Bahan and his wife now live in Frederick, Maryland, with their children David and Juliana.

==Works==
"Bird of a Different Feather" is an allegorical tale of a bird born into a family of eagles. The family's response to this different member of the family represents the experiences of many deaf children born into hearing families. Topics of religion, identity, and cochlear implants are mentioned.

A Journey into the Deaf-World offers insights into the deaf world, the community that it is made up of, and the benefits brought to the community by the language it uses. The book also focuses to the topics of education of deaf children, how deaf people assimilated into wider society, the natural development of ASL, the pros and cons of technology for deaf individuals, what can be learned from deaf societies in other countries, and what the deaf world holds in the future.
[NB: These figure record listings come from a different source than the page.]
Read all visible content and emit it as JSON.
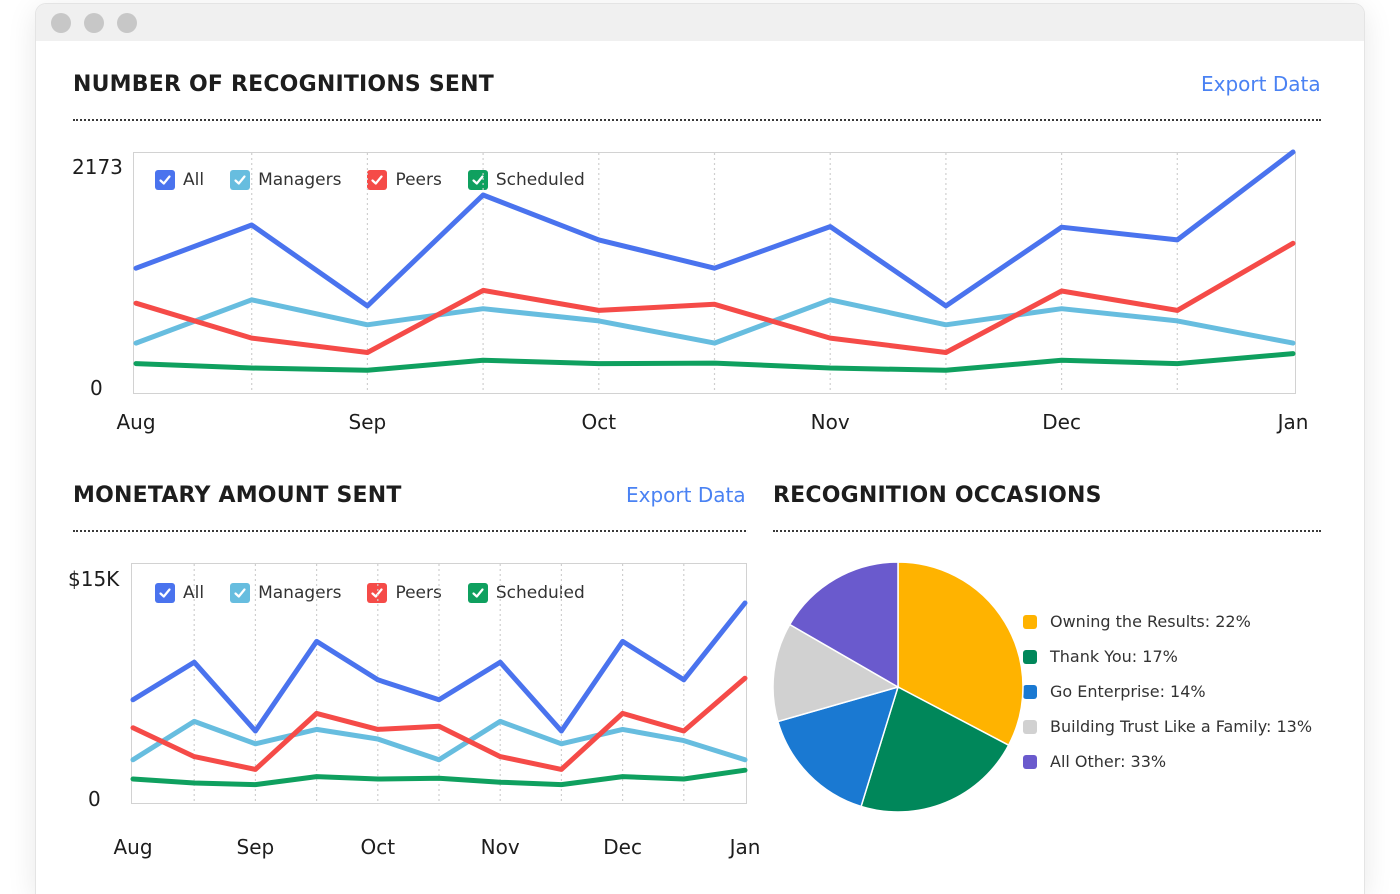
{
  "window": {
    "controls": [
      "close",
      "minimize",
      "maximize"
    ]
  },
  "colors": {
    "all": "#4a73ee",
    "managers": "#67bddf",
    "peers": "#f54b48",
    "scheduled": "#0fa05f",
    "link": "#4a82f3"
  },
  "recognitions": {
    "title": "NUMBER OF RECOGNITIONS SENT",
    "export_label": "Export Data",
    "y_max_label": "2173",
    "y_min_label": "0",
    "legend": [
      {
        "key": "all",
        "label": "All"
      },
      {
        "key": "managers",
        "label": "Managers"
      },
      {
        "key": "peers",
        "label": "Peers"
      },
      {
        "key": "scheduled",
        "label": "Scheduled"
      }
    ]
  },
  "monetary": {
    "title": "MONETARY AMOUNT SENT",
    "export_label": "Export Data",
    "y_max_label": "$15K",
    "y_min_label": "0",
    "legend": [
      {
        "key": "all",
        "label": "All"
      },
      {
        "key": "managers",
        "label": "Managers"
      },
      {
        "key": "peers",
        "label": "Peers"
      },
      {
        "key": "scheduled",
        "label": "Scheduled"
      }
    ]
  },
  "occasions": {
    "title": "RECOGNITION OCCASIONS",
    "legend": [
      {
        "label": "Owning the Results: 22%",
        "color": "#ffb300"
      },
      {
        "label": "Thank You: 17%",
        "color": "#00875a"
      },
      {
        "label": "Go Enterprise: 14%",
        "color": "#1a79d2"
      },
      {
        "label": "Building Trust Like a Family: 13%",
        "color": "#d1d1d1"
      },
      {
        "label": "All Other: 33%",
        "color": "#6a5acd"
      }
    ]
  },
  "chart_data": [
    {
      "type": "line",
      "title": "NUMBER OF RECOGNITIONS SENT",
      "x_tick_labels": [
        "Aug",
        "Sep",
        "Oct",
        "Nov",
        "Dec",
        "Jan"
      ],
      "x": [
        0,
        0.5,
        1,
        1.5,
        2,
        2.5,
        3,
        3.5,
        4,
        4.5,
        5
      ],
      "ylim": [
        0,
        2173
      ],
      "grid": "vertical dotted",
      "legend_position": "top-left",
      "series": [
        {
          "name": "All",
          "key": "all",
          "values": [
            1125,
            1515,
            785,
            1785,
            1380,
            1125,
            1500,
            785,
            1495,
            1380,
            2173
          ]
        },
        {
          "name": "Managers",
          "key": "managers",
          "values": [
            450,
            840,
            615,
            760,
            650,
            450,
            840,
            615,
            760,
            650,
            450
          ]
        },
        {
          "name": "Peers",
          "key": "peers",
          "values": [
            810,
            495,
            365,
            925,
            745,
            800,
            495,
            365,
            920,
            745,
            1350
          ]
        },
        {
          "name": "Scheduled",
          "key": "scheduled",
          "values": [
            265,
            225,
            205,
            295,
            265,
            270,
            225,
            205,
            295,
            265,
            355
          ]
        }
      ]
    },
    {
      "type": "line",
      "title": "MONETARY AMOUNT SENT",
      "x_tick_labels": [
        "Aug",
        "Sep",
        "Oct",
        "Nov",
        "Dec",
        "Jan"
      ],
      "x": [
        0,
        0.5,
        1,
        1.5,
        2,
        2.5,
        3,
        3.5,
        4,
        4.5,
        5
      ],
      "ylim": [
        0,
        15000
      ],
      "grid": "vertical dotted",
      "legend_position": "top-left",
      "series": [
        {
          "name": "All",
          "key": "all",
          "values": [
            6450,
            8800,
            4500,
            10100,
            7700,
            6450,
            8800,
            4500,
            10100,
            7700,
            12500
          ]
        },
        {
          "name": "Managers",
          "key": "managers",
          "values": [
            2700,
            5100,
            3700,
            4600,
            4000,
            2700,
            5100,
            3700,
            4600,
            3900,
            2700
          ]
        },
        {
          "name": "Peers",
          "key": "peers",
          "values": [
            4700,
            2900,
            2100,
            5600,
            4600,
            4800,
            2900,
            2100,
            5600,
            4500,
            7800
          ]
        },
        {
          "name": "Scheduled",
          "key": "scheduled",
          "values": [
            1500,
            1250,
            1150,
            1650,
            1500,
            1550,
            1300,
            1150,
            1650,
            1500,
            2050
          ]
        }
      ]
    },
    {
      "type": "pie",
      "title": "RECOGNITION OCCASIONS",
      "categories": [
        "Owning the Results",
        "Thank You",
        "Go Enterprise",
        "Building Trust Like a Family",
        "All Other"
      ],
      "values": [
        22,
        17,
        14,
        13,
        33
      ],
      "slice_order_clockwise_from_top": [
        "All Other",
        "Thank You",
        "Go Enterprise",
        "Building Trust Like a Family",
        "Owning the Results"
      ],
      "colors": [
        "#ffb300",
        "#00875a",
        "#1a79d2",
        "#d1d1d1",
        "#6a5acd"
      ],
      "legend_position": "right"
    }
  ]
}
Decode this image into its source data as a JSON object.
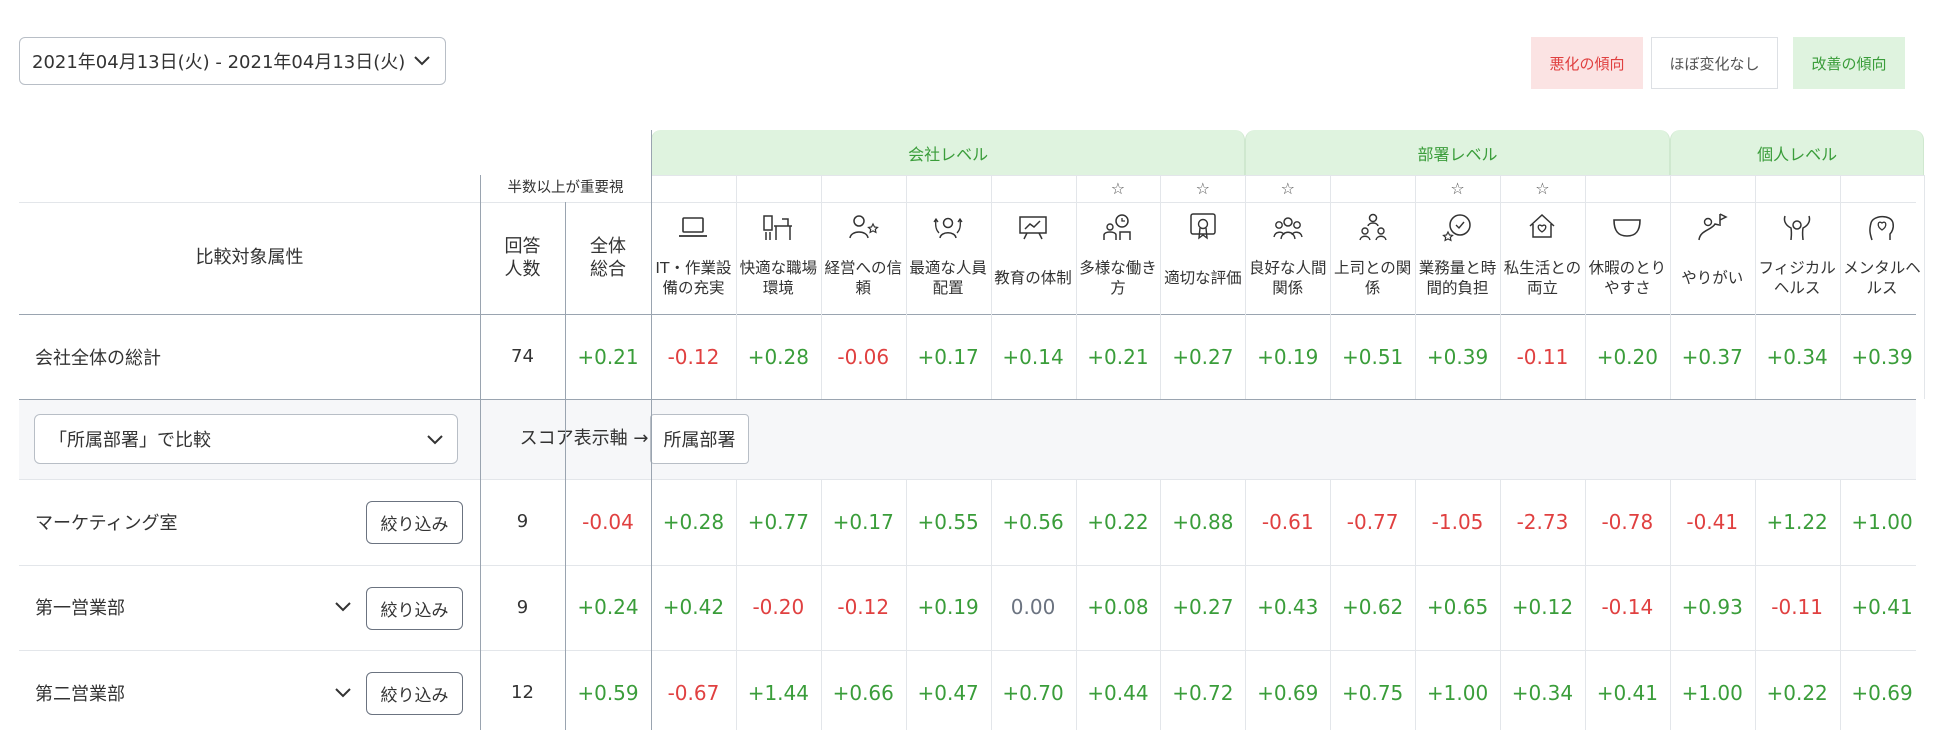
{
  "date_range": "2021年04月13日(火) - 2021年04月13日(火)",
  "legend": {
    "worse": "悪化の傾向",
    "flat": "ほぼ変化なし",
    "better": "改善の傾向"
  },
  "colors": {
    "positive": "#3a9d3a",
    "negative": "#e04040",
    "neutral": "#6b7380",
    "group_bg": "#dff3df"
  },
  "groups": [
    {
      "label": "会社レベル",
      "from": 0,
      "to": 6
    },
    {
      "label": "部署レベル",
      "from": 7,
      "to": 11
    },
    {
      "label": "個人レベル",
      "from": 12,
      "to": 14
    }
  ],
  "header": {
    "important_note": "半数以上が重要視",
    "attr_title": "比較対象属性",
    "respondents": "回答人数",
    "overall": "全体総合"
  },
  "columns": [
    {
      "label": "IT・作業設備の充実",
      "icon": "laptop-icon",
      "star": false
    },
    {
      "label": "快適な職場環境",
      "icon": "desk-icon",
      "star": false
    },
    {
      "label": "経営への信頼",
      "icon": "person-star-icon",
      "star": false
    },
    {
      "label": "最適な人員配置",
      "icon": "people-arrows-icon",
      "star": false
    },
    {
      "label": "教育の体制",
      "icon": "whiteboard-icon",
      "star": false
    },
    {
      "label": "多様な働き方",
      "icon": "clock-person-icon",
      "star": true
    },
    {
      "label": "適切な評価",
      "icon": "certificate-icon",
      "star": true
    },
    {
      "label": "良好な人間関係",
      "icon": "group-icon",
      "star": true
    },
    {
      "label": "上司との関係",
      "icon": "hierarchy-icon",
      "star": false
    },
    {
      "label": "業務量と時間的負担",
      "icon": "clock-star-icon",
      "star": true
    },
    {
      "label": "私生活との両立",
      "icon": "home-heart-icon",
      "star": true
    },
    {
      "label": "休暇のとりやすさ",
      "icon": "cup-icon",
      "star": false
    },
    {
      "label": "やりがい",
      "icon": "flag-icon",
      "star": false
    },
    {
      "label": "フィジカルヘルス",
      "icon": "strong-icon",
      "star": false
    },
    {
      "label": "メンタルヘルス",
      "icon": "heart-head-icon",
      "star": false
    }
  ],
  "total_row": {
    "label": "会社全体の総計",
    "count": "74",
    "overall": "+0.21",
    "scores": [
      "-0.12",
      "+0.28",
      "-0.06",
      "+0.17",
      "+0.14",
      "+0.21",
      "+0.27",
      "+0.19",
      "+0.51",
      "+0.39",
      "-0.11",
      "+0.20",
      "+0.37",
      "+0.34",
      "+0.39"
    ]
  },
  "compare": {
    "select_value": "「所属部署」で比較",
    "axis_label": "スコア表示軸 →",
    "axis_button": "所属部署"
  },
  "filter_label": "絞り込み",
  "rows": [
    {
      "label": "マーケティング室",
      "expandable": false,
      "count": "9",
      "overall": "-0.04",
      "scores": [
        "+0.28",
        "+0.77",
        "+0.17",
        "+0.55",
        "+0.56",
        "+0.22",
        "+0.88",
        "-0.61",
        "-0.77",
        "-1.05",
        "-2.73",
        "-0.78",
        "-0.41",
        "+1.22",
        "+1.00"
      ]
    },
    {
      "label": "第一営業部",
      "expandable": true,
      "count": "9",
      "overall": "+0.24",
      "scores": [
        "+0.42",
        "-0.20",
        "-0.12",
        "+0.19",
        "0.00",
        "+0.08",
        "+0.27",
        "+0.43",
        "+0.62",
        "+0.65",
        "+0.12",
        "-0.14",
        "+0.93",
        "-0.11",
        "+0.41"
      ]
    },
    {
      "label": "第二営業部",
      "expandable": true,
      "count": "12",
      "overall": "+0.59",
      "scores": [
        "-0.67",
        "+1.44",
        "+0.66",
        "+0.47",
        "+0.70",
        "+0.44",
        "+0.72",
        "+0.69",
        "+0.75",
        "+1.00",
        "+0.34",
        "+0.41",
        "+1.00",
        "+0.22",
        "+0.69"
      ]
    }
  ]
}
Audism Unveiled is a documentary film about deaf oppression and how it has influenced people to develop a sense of deaf community and identity. It includes many personal anecdotes from a diverse group of deaf individuals.

Bahan stars in Emilio Insolera's film Sign Gene: The First Deaf Superheroes, the first superhero film about deaf mutants who have superhuman powers through the use of sign language. Bahan plays Hugh Denison, the boss of the Quinpar Intelligence Agency. The film was released in 2017.